«Il faut changer dans la tête.» C'est un Pirmin Zurbriggen pratiquant le schuss plutôt que le slalom spécial qui a égrené hier, comme président de Ski Valais et à l'occasion d'un partenariat signé avec Valais Tourisme, ses idées pour effacer «la débâcle de Bormio». Les recettes de l'ancien champion tiennent en deux mots: professionnalisation et décentralisation. Ski Valais va ainsi créer dix centres de formation régionaux, avec 12 postes à plein-temps et 20 postes temporaires d'entraîneurs et d'entraîneurs assistants. Ce qui permettra, entre autres, d'éviter aux jeunes talents des déplacements irrationnels et des «coupures trop brutales avec l'école et le milieu familial», tout en leur offrant des possibilités permanentes d'entraînement sur place: «Pourquoi un jeune de Morgins devrait-il aller s'entraîner à Zermatt? Juste pour être avec les autres? C'est une perte de temps, d'argent et d'énergie.»

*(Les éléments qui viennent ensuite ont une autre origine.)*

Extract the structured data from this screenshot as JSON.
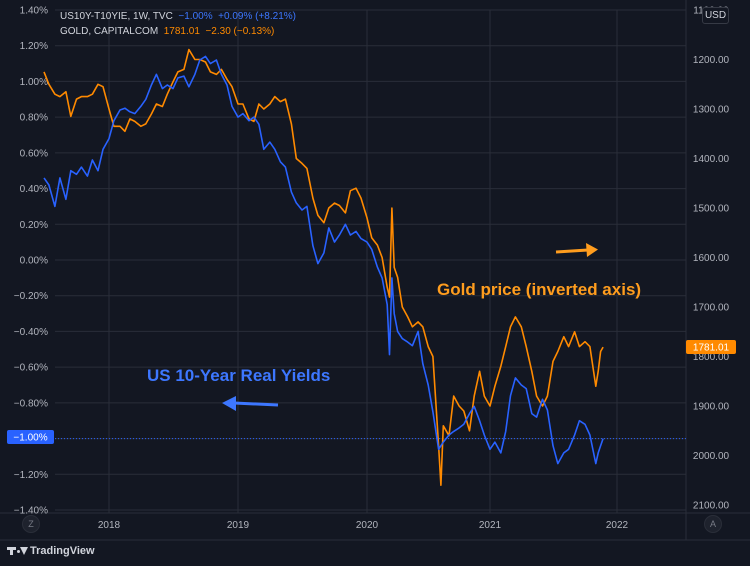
{
  "legend": {
    "yields": {
      "symbol": "US10Y-T10YIE, 1W, TVC",
      "value": "−1.00%",
      "change": "+0.09% (+8.21%)"
    },
    "gold": {
      "symbol": "GOLD, CAPITALCOM",
      "value": "1781.01",
      "change": "−2.30 (−0.13%)"
    }
  },
  "currency_badge": "USD",
  "corner_left": "Z",
  "corner_right": "A",
  "brand": "TradingView",
  "colors": {
    "background": "#131722",
    "grid": "#2a2e39",
    "yields": "#2962ff",
    "gold": "#ff8a00",
    "axis_text": "#b2b5be"
  },
  "chart_data": {
    "type": "line",
    "x_ticks": [
      "2018",
      "2019",
      "2020",
      "2021",
      "2022"
    ],
    "y_left": {
      "ticks": [
        "1.40%",
        "1.20%",
        "1.00%",
        "0.80%",
        "0.60%",
        "0.40%",
        "0.20%",
        "0.00%",
        "−0.20%",
        "−0.40%",
        "−0.60%",
        "−0.80%",
        "−1.00%",
        "−1.20%",
        "−1.40%"
      ],
      "range": [
        -1.4,
        1.4
      ]
    },
    "y_right": {
      "ticks": [
        "1100.00",
        "1200.00",
        "1300.00",
        "1400.00",
        "1500.00",
        "1600.00",
        "1700.00",
        "1800.00",
        "1900.00",
        "2000.00",
        "2100.00"
      ],
      "range": [
        1100,
        2100
      ],
      "inverted": true
    },
    "last_value_labels": {
      "yields": "−1.00%",
      "gold": "1781.01"
    },
    "annotations": {
      "gold": "Gold price (inverted axis)",
      "yields": "US 10-Year Real Yields"
    },
    "series": [
      {
        "name": "US10Y-T10YIE",
        "axis": "left",
        "points": [
          [
            "2017-07-01",
            0.46
          ],
          [
            "2017-07-15",
            0.42
          ],
          [
            "2017-08-01",
            0.3
          ],
          [
            "2017-08-15",
            0.46
          ],
          [
            "2017-09-01",
            0.34
          ],
          [
            "2017-09-15",
            0.5
          ],
          [
            "2017-10-01",
            0.48
          ],
          [
            "2017-10-15",
            0.52
          ],
          [
            "2017-11-01",
            0.47
          ],
          [
            "2017-11-15",
            0.56
          ],
          [
            "2017-12-01",
            0.5
          ],
          [
            "2017-12-15",
            0.62
          ],
          [
            "2018-01-01",
            0.68
          ],
          [
            "2018-01-15",
            0.78
          ],
          [
            "2018-02-01",
            0.84
          ],
          [
            "2018-02-15",
            0.85
          ],
          [
            "2018-03-01",
            0.83
          ],
          [
            "2018-03-15",
            0.82
          ],
          [
            "2018-04-01",
            0.86
          ],
          [
            "2018-04-15",
            0.9
          ],
          [
            "2018-05-01",
            0.98
          ],
          [
            "2018-05-15",
            1.04
          ],
          [
            "2018-06-01",
            0.96
          ],
          [
            "2018-06-15",
            0.98
          ],
          [
            "2018-07-01",
            0.96
          ],
          [
            "2018-07-15",
            1.02
          ],
          [
            "2018-08-01",
            1.03
          ],
          [
            "2018-08-15",
            0.97
          ],
          [
            "2018-09-01",
            1.04
          ],
          [
            "2018-09-15",
            1.12
          ],
          [
            "2018-10-01",
            1.14
          ],
          [
            "2018-10-15",
            1.1
          ],
          [
            "2018-11-01",
            1.12
          ],
          [
            "2018-11-15",
            1.04
          ],
          [
            "2018-12-01",
            0.98
          ],
          [
            "2018-12-15",
            0.86
          ],
          [
            "2019-01-01",
            0.8
          ],
          [
            "2019-01-15",
            0.82
          ],
          [
            "2019-02-01",
            0.78
          ],
          [
            "2019-02-15",
            0.8
          ],
          [
            "2019-03-01",
            0.76
          ],
          [
            "2019-03-15",
            0.62
          ],
          [
            "2019-04-01",
            0.66
          ],
          [
            "2019-04-15",
            0.62
          ],
          [
            "2019-05-01",
            0.55
          ],
          [
            "2019-05-15",
            0.52
          ],
          [
            "2019-06-01",
            0.38
          ],
          [
            "2019-06-15",
            0.32
          ],
          [
            "2019-07-01",
            0.28
          ],
          [
            "2019-07-15",
            0.3
          ],
          [
            "2019-08-01",
            0.08
          ],
          [
            "2019-08-15",
            -0.02
          ],
          [
            "2019-09-01",
            0.04
          ],
          [
            "2019-09-15",
            0.18
          ],
          [
            "2019-10-01",
            0.1
          ],
          [
            "2019-10-15",
            0.14
          ],
          [
            "2019-11-01",
            0.2
          ],
          [
            "2019-11-15",
            0.14
          ],
          [
            "2019-12-01",
            0.16
          ],
          [
            "2019-12-15",
            0.12
          ],
          [
            "2020-01-01",
            0.1
          ],
          [
            "2020-01-15",
            0.06
          ],
          [
            "2020-02-01",
            -0.04
          ],
          [
            "2020-02-15",
            -0.1
          ],
          [
            "2020-03-01",
            -0.25
          ],
          [
            "2020-03-08",
            -0.53
          ],
          [
            "2020-03-15",
            -0.1
          ],
          [
            "2020-03-22",
            -0.3
          ],
          [
            "2020-04-01",
            -0.4
          ],
          [
            "2020-04-15",
            -0.44
          ],
          [
            "2020-05-01",
            -0.46
          ],
          [
            "2020-05-15",
            -0.48
          ],
          [
            "2020-06-01",
            -0.4
          ],
          [
            "2020-06-15",
            -0.58
          ],
          [
            "2020-07-01",
            -0.7
          ],
          [
            "2020-07-15",
            -0.85
          ],
          [
            "2020-08-01",
            -1.06
          ],
          [
            "2020-08-15",
            -1.02
          ],
          [
            "2020-09-01",
            -0.98
          ],
          [
            "2020-09-15",
            -0.96
          ],
          [
            "2020-10-01",
            -0.94
          ],
          [
            "2020-10-15",
            -0.92
          ],
          [
            "2020-11-01",
            -0.86
          ],
          [
            "2020-11-15",
            -0.82
          ],
          [
            "2020-12-01",
            -0.9
          ],
          [
            "2020-12-15",
            -0.98
          ],
          [
            "2021-01-01",
            -1.06
          ],
          [
            "2021-01-15",
            -1.02
          ],
          [
            "2021-02-01",
            -1.08
          ],
          [
            "2021-02-15",
            -0.96
          ],
          [
            "2021-03-01",
            -0.76
          ],
          [
            "2021-03-15",
            -0.66
          ],
          [
            "2021-04-01",
            -0.7
          ],
          [
            "2021-04-15",
            -0.72
          ],
          [
            "2021-05-01",
            -0.86
          ],
          [
            "2021-05-15",
            -0.88
          ],
          [
            "2021-06-01",
            -0.78
          ],
          [
            "2021-06-15",
            -0.84
          ],
          [
            "2021-07-01",
            -1.04
          ],
          [
            "2021-07-15",
            -1.14
          ],
          [
            "2021-08-01",
            -1.08
          ],
          [
            "2021-08-15",
            -1.06
          ],
          [
            "2021-09-01",
            -0.98
          ],
          [
            "2021-09-15",
            -0.9
          ],
          [
            "2021-10-01",
            -0.92
          ],
          [
            "2021-10-15",
            -0.98
          ],
          [
            "2021-11-01",
            -1.14
          ],
          [
            "2021-11-08",
            -1.08
          ],
          [
            "2021-11-15",
            -1.04
          ],
          [
            "2021-11-22",
            -1.0
          ]
        ]
      },
      {
        "name": "GOLD",
        "axis": "right",
        "points": [
          [
            "2017-07-01",
            1225
          ],
          [
            "2017-07-15",
            1250
          ],
          [
            "2017-08-01",
            1270
          ],
          [
            "2017-08-15",
            1275
          ],
          [
            "2017-09-01",
            1265
          ],
          [
            "2017-09-15",
            1315
          ],
          [
            "2017-10-01",
            1280
          ],
          [
            "2017-10-15",
            1275
          ],
          [
            "2017-11-01",
            1275
          ],
          [
            "2017-11-15",
            1270
          ],
          [
            "2017-12-01",
            1250
          ],
          [
            "2017-12-15",
            1255
          ],
          [
            "2018-01-01",
            1300
          ],
          [
            "2018-01-15",
            1335
          ],
          [
            "2018-02-01",
            1335
          ],
          [
            "2018-02-15",
            1345
          ],
          [
            "2018-03-01",
            1320
          ],
          [
            "2018-03-15",
            1325
          ],
          [
            "2018-04-01",
            1335
          ],
          [
            "2018-04-15",
            1330
          ],
          [
            "2018-05-01",
            1310
          ],
          [
            "2018-05-15",
            1290
          ],
          [
            "2018-06-01",
            1295
          ],
          [
            "2018-06-15",
            1270
          ],
          [
            "2018-07-01",
            1245
          ],
          [
            "2018-07-15",
            1225
          ],
          [
            "2018-08-01",
            1220
          ],
          [
            "2018-08-15",
            1180
          ],
          [
            "2018-09-01",
            1200
          ],
          [
            "2018-09-15",
            1200
          ],
          [
            "2018-10-01",
            1205
          ],
          [
            "2018-10-15",
            1225
          ],
          [
            "2018-11-01",
            1230
          ],
          [
            "2018-11-15",
            1220
          ],
          [
            "2018-12-01",
            1240
          ],
          [
            "2018-12-15",
            1255
          ],
          [
            "2019-01-01",
            1290
          ],
          [
            "2019-01-15",
            1290
          ],
          [
            "2019-02-01",
            1320
          ],
          [
            "2019-02-15",
            1325
          ],
          [
            "2019-03-01",
            1290
          ],
          [
            "2019-03-15",
            1300
          ],
          [
            "2019-04-01",
            1290
          ],
          [
            "2019-04-15",
            1275
          ],
          [
            "2019-05-01",
            1285
          ],
          [
            "2019-05-15",
            1280
          ],
          [
            "2019-06-01",
            1330
          ],
          [
            "2019-06-15",
            1400
          ],
          [
            "2019-07-01",
            1410
          ],
          [
            "2019-07-15",
            1420
          ],
          [
            "2019-08-01",
            1480
          ],
          [
            "2019-08-15",
            1515
          ],
          [
            "2019-09-01",
            1530
          ],
          [
            "2019-09-15",
            1500
          ],
          [
            "2019-10-01",
            1490
          ],
          [
            "2019-10-15",
            1495
          ],
          [
            "2019-11-01",
            1510
          ],
          [
            "2019-11-15",
            1465
          ],
          [
            "2019-12-01",
            1460
          ],
          [
            "2019-12-15",
            1480
          ],
          [
            "2020-01-01",
            1520
          ],
          [
            "2020-01-15",
            1560
          ],
          [
            "2020-02-01",
            1575
          ],
          [
            "2020-02-15",
            1600
          ],
          [
            "2020-03-01",
            1660
          ],
          [
            "2020-03-08",
            1680
          ],
          [
            "2020-03-15",
            1500
          ],
          [
            "2020-03-22",
            1620
          ],
          [
            "2020-04-01",
            1640
          ],
          [
            "2020-04-15",
            1700
          ],
          [
            "2020-05-01",
            1720
          ],
          [
            "2020-05-15",
            1740
          ],
          [
            "2020-06-01",
            1730
          ],
          [
            "2020-06-15",
            1740
          ],
          [
            "2020-07-01",
            1780
          ],
          [
            "2020-07-15",
            1800
          ],
          [
            "2020-08-01",
            1980
          ],
          [
            "2020-08-08",
            2060
          ],
          [
            "2020-08-15",
            1940
          ],
          [
            "2020-09-01",
            1960
          ],
          [
            "2020-09-15",
            1880
          ],
          [
            "2020-10-01",
            1900
          ],
          [
            "2020-10-15",
            1910
          ],
          [
            "2020-11-01",
            1950
          ],
          [
            "2020-11-15",
            1880
          ],
          [
            "2020-12-01",
            1830
          ],
          [
            "2020-12-15",
            1880
          ],
          [
            "2021-01-01",
            1900
          ],
          [
            "2021-01-15",
            1860
          ],
          [
            "2021-02-01",
            1820
          ],
          [
            "2021-02-15",
            1780
          ],
          [
            "2021-03-01",
            1740
          ],
          [
            "2021-03-15",
            1720
          ],
          [
            "2021-04-01",
            1740
          ],
          [
            "2021-04-15",
            1780
          ],
          [
            "2021-05-01",
            1830
          ],
          [
            "2021-05-15",
            1880
          ],
          [
            "2021-06-01",
            1900
          ],
          [
            "2021-06-15",
            1880
          ],
          [
            "2021-07-01",
            1810
          ],
          [
            "2021-07-15",
            1790
          ],
          [
            "2021-08-01",
            1760
          ],
          [
            "2021-08-15",
            1780
          ],
          [
            "2021-09-01",
            1750
          ],
          [
            "2021-09-15",
            1780
          ],
          [
            "2021-10-01",
            1770
          ],
          [
            "2021-10-15",
            1780
          ],
          [
            "2021-11-01",
            1860
          ],
          [
            "2021-11-08",
            1830
          ],
          [
            "2021-11-15",
            1790
          ],
          [
            "2021-11-22",
            1781
          ]
        ]
      }
    ]
  }
}
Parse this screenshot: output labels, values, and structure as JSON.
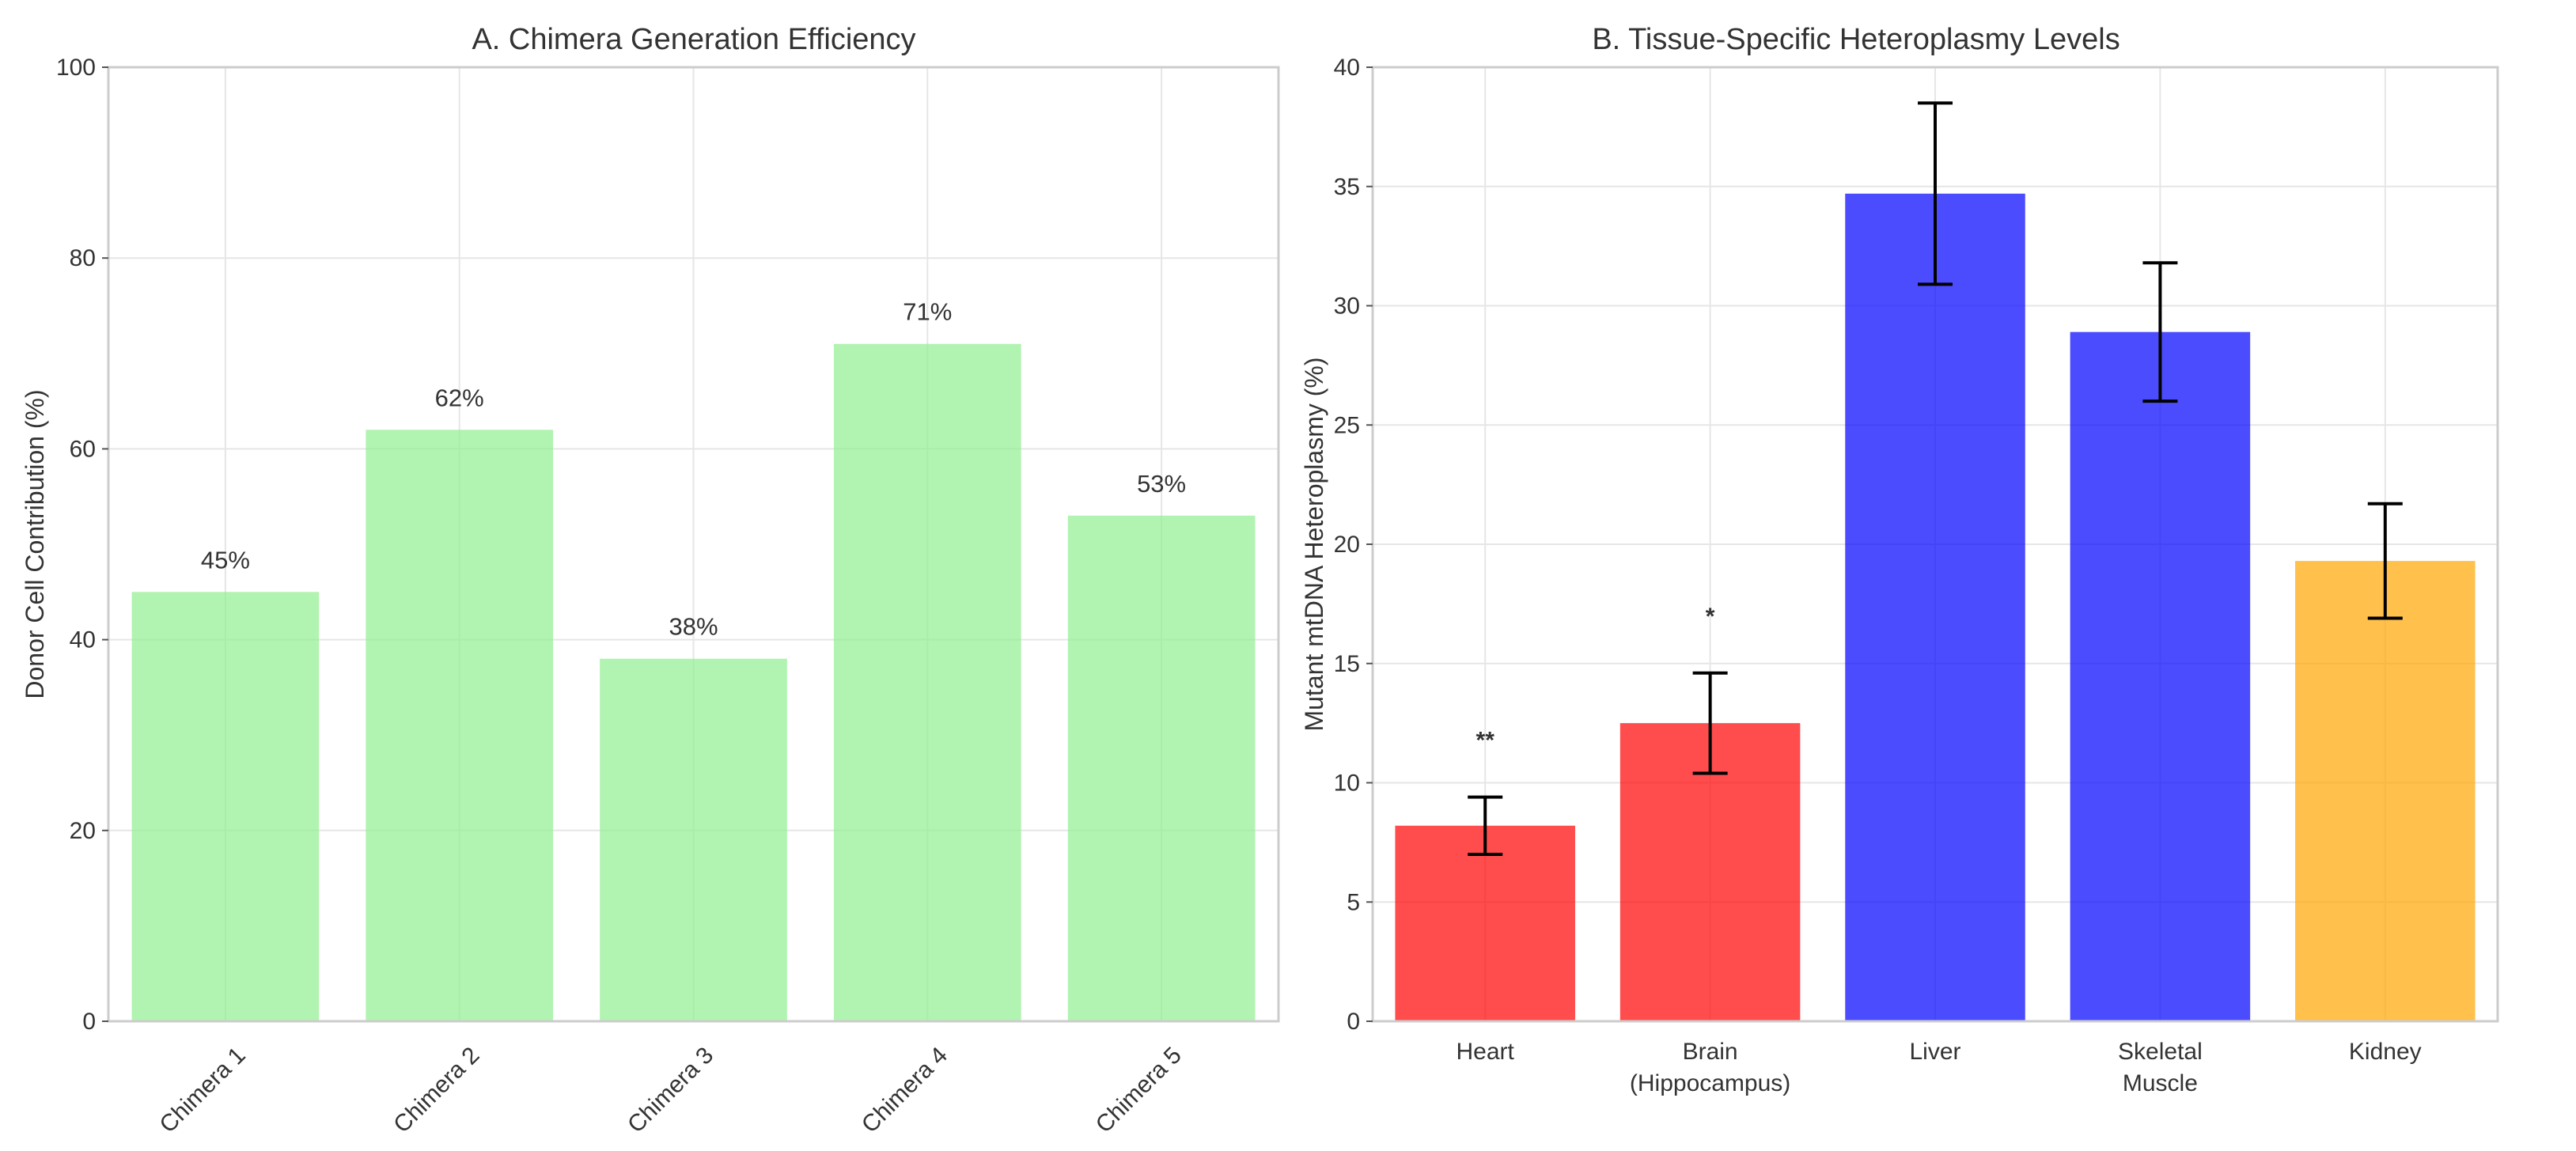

Au système trop cloisonné d'aujourd'hui – clubs, OJ, juniors, Swiss Ski – Pirmin Zurbriggen oppose une structure de vases communicants: une grande bulle de base regroupant toutes les bonnes volontés du canton (parents, écoles, clubs, remontées mécaniques, sponsors, Etat, milieux touristiques), d'où émergeraient, dans la deuxième bulle – celle de Ski Valais – entre 400 et 450 athlètes, contre 180 aujourd'hui, destinés pour les meilleurs à alimenter ensuite la bulle de Swiss Ski.

600 000 francs de plus

La professionnalisation de Ski Valais fait passer son budget de 1,3 à 1,9 million, essentiellement grâce au sponsoring. Valais Tourisme met à disposition désormais ses structures marketing. Un accord a été passé avec le Département de l'éducation pour un système souple de conciliation sport-études, à même de «procurer aux parents et athlètes la garantie que toutes les portes restent ouvertes en matière de formation, parallèlement au sport de compétition».

Concrètement, l'entraîneur régional organisera avec les écoles du lieu le difficile coulissage entre sport et études. Concrètement aussi, le projet équivaut à la mise à la disposition des athlètes de dix stades d'entraînement permanents, utiles non seulement aux jeunes mais aux champions désireux de se ressourcer chez eux, avec la garantie d'un entraîneur. Pirmin Zurbriggen a cité le cas de l'Autrichien Rainer Schönfelder qui, après s'être entraîné chez lui les jours précédant les Mondiaux de Bormio, avait réussi à sauver une saison très moyenne en remportant la médaille d'argent du slalom. Autre forte conviction «pirminienne»: lancer plus tôt les meilleurs dans le grand bain de la Coupe du monde: «J'ai lu récemment l'interview d'un jeune espoir valaisan, qui disait espérer vers 22 ou 23 ans être dans le cadre C. Entendre ça, ça fait mal au cœur.» Le cœur, la tête: c'était, hier, le diagnostic du docteur Zurbriggen.